I know how to do parablas but not cubic

2. zepdrix

I don't remember these so well :) So take what I say with a grain of salt lol When your x is within delta of 2,$\large\rm 0\lt|x-2|\lt\delta$Then the distance between your function and the limiting value should be within epsilon,$\large\rm |x^3-4x+3-3|\lt\epsilon$So you've gotta do some work on this thing, ya?$\large\rm |x^3-4x|\lt\epsilon$$\large\rm |x(x^2-4)|\lt\epsilon$And then maybe apply Difference of Squares, ya? :o

3. zepdrix

$\large\rm |x(x-2)(x+2)|\lt\epsilon$And then umm... how do we wrap these up? I'm trying to remember haha

4. anonymous

umm your guess is better than mine lol. im teaching myself this

5. zepdrix

Let's put a restriction on delta, let it be small... say less than or equal to 1.$\large\rm 0\lt|x-2|\lt\delta\le1$$\large\rm |x-2|\lt1$$\large\rm -1\lt x-2\lt 1$$\large\rm -2\lt x\lt 2$So that ummm... If x is between 2 and -2, the junk in our epsilon equation is between these values,$\large\rm 0\le|x(x+2)|\le8$The larger of those is 8, so we'll use that.$\large\rm |x(x+2)|~\cdot~|(x-2)|\lt\epsilon$$\large\rm |x(x+2)|~\cdot~|(x-2)|\lt8~\cdot~|(x-2)|\lt\epsilon$ So then uhhh... we would want the minimum value for this distance (x-2).

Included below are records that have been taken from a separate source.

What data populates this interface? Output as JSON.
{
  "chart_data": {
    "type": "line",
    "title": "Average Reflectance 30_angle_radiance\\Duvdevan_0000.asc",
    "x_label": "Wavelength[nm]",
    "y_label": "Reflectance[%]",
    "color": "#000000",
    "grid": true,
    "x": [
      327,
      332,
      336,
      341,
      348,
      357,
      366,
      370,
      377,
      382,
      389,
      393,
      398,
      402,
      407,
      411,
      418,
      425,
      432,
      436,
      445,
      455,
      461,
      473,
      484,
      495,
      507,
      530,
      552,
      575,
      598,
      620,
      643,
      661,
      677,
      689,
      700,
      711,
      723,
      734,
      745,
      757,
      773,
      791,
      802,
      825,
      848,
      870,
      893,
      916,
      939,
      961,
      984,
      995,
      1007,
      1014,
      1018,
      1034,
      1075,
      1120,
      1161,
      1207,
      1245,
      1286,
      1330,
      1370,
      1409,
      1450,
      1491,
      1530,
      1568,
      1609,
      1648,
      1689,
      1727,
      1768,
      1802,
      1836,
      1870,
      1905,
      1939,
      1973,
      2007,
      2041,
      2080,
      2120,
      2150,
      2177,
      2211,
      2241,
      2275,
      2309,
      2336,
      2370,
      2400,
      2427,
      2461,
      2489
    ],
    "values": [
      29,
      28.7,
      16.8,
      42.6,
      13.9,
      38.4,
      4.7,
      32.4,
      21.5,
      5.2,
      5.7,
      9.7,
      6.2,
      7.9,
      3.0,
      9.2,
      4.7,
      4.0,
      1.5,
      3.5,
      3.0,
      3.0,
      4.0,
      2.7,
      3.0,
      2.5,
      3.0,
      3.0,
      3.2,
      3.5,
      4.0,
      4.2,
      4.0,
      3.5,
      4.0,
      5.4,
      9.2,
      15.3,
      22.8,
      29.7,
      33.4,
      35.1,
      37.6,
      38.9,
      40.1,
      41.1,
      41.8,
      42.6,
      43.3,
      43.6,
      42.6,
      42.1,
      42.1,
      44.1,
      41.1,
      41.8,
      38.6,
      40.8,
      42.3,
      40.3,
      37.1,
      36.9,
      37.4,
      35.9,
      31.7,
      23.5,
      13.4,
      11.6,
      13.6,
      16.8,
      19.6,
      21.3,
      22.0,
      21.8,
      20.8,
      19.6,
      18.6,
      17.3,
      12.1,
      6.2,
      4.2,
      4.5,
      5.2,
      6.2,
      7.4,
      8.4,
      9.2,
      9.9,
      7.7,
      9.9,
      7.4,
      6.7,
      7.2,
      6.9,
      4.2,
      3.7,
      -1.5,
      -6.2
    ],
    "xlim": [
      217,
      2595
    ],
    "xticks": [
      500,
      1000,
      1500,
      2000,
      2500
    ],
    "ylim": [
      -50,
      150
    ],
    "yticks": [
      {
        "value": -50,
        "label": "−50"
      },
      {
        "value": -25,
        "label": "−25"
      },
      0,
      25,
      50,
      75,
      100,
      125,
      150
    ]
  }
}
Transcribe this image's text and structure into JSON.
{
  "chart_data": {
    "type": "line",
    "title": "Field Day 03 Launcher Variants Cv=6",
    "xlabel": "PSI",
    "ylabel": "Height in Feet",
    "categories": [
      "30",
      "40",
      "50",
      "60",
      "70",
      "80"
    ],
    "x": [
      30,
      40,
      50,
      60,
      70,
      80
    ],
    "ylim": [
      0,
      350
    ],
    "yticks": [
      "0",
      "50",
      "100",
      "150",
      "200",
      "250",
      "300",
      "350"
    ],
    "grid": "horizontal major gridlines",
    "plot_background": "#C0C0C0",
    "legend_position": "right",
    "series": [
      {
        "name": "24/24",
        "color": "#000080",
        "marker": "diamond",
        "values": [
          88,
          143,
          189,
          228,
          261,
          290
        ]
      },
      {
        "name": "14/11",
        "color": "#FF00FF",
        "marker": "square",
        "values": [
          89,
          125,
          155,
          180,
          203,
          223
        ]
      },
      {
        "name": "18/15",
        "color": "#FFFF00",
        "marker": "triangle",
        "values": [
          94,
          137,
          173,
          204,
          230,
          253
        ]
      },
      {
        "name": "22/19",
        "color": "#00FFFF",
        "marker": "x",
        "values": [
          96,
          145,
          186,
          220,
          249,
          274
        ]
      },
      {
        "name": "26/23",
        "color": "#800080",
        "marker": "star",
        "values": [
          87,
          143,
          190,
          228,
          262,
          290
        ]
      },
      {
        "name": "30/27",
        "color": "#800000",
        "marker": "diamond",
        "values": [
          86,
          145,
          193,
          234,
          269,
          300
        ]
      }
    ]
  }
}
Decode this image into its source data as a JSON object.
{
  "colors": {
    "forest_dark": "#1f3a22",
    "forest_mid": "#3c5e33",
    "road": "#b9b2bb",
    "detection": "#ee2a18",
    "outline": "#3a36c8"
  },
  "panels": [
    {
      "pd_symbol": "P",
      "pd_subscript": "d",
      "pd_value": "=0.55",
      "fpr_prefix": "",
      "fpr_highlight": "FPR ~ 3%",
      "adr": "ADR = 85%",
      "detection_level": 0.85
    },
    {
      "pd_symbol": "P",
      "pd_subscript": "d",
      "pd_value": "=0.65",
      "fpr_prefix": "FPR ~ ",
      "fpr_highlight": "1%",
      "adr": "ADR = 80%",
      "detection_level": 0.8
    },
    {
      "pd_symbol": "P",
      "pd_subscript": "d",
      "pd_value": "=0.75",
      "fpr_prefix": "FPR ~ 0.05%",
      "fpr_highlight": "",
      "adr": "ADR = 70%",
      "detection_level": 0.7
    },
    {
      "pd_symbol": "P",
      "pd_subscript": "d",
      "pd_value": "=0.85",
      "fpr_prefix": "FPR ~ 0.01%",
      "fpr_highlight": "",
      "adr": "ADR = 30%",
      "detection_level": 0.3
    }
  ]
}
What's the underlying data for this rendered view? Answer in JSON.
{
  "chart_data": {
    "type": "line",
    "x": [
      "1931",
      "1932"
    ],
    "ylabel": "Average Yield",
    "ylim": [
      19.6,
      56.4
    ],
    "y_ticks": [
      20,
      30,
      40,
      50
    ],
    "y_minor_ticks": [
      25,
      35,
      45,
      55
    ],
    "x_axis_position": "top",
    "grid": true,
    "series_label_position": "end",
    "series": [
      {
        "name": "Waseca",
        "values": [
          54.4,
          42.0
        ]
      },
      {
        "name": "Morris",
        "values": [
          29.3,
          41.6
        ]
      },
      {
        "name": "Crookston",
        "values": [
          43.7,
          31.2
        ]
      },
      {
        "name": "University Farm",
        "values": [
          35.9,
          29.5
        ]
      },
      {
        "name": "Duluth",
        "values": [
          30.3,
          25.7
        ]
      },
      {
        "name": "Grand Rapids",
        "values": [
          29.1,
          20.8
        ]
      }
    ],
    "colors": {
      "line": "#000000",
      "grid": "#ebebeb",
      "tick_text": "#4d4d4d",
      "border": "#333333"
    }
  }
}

Either $$\large\rm \frac{\epsilon}{8}$$ or $$\large\rm \delta$$.

6. zepdrix

Hopefully I'm doing this right :P Look at that, lemme know if it doesn't make sense..

7. anonymous

Im confuse I think im going to a math lab thanks for your help

8. zepdrix

Woops, when I added the 2 to each side of the inequality it should have given this: $$\large\rm 1\lt x\lt 3$$ Which would change things a bit. But ya, go to math lab c: figure some stuff out.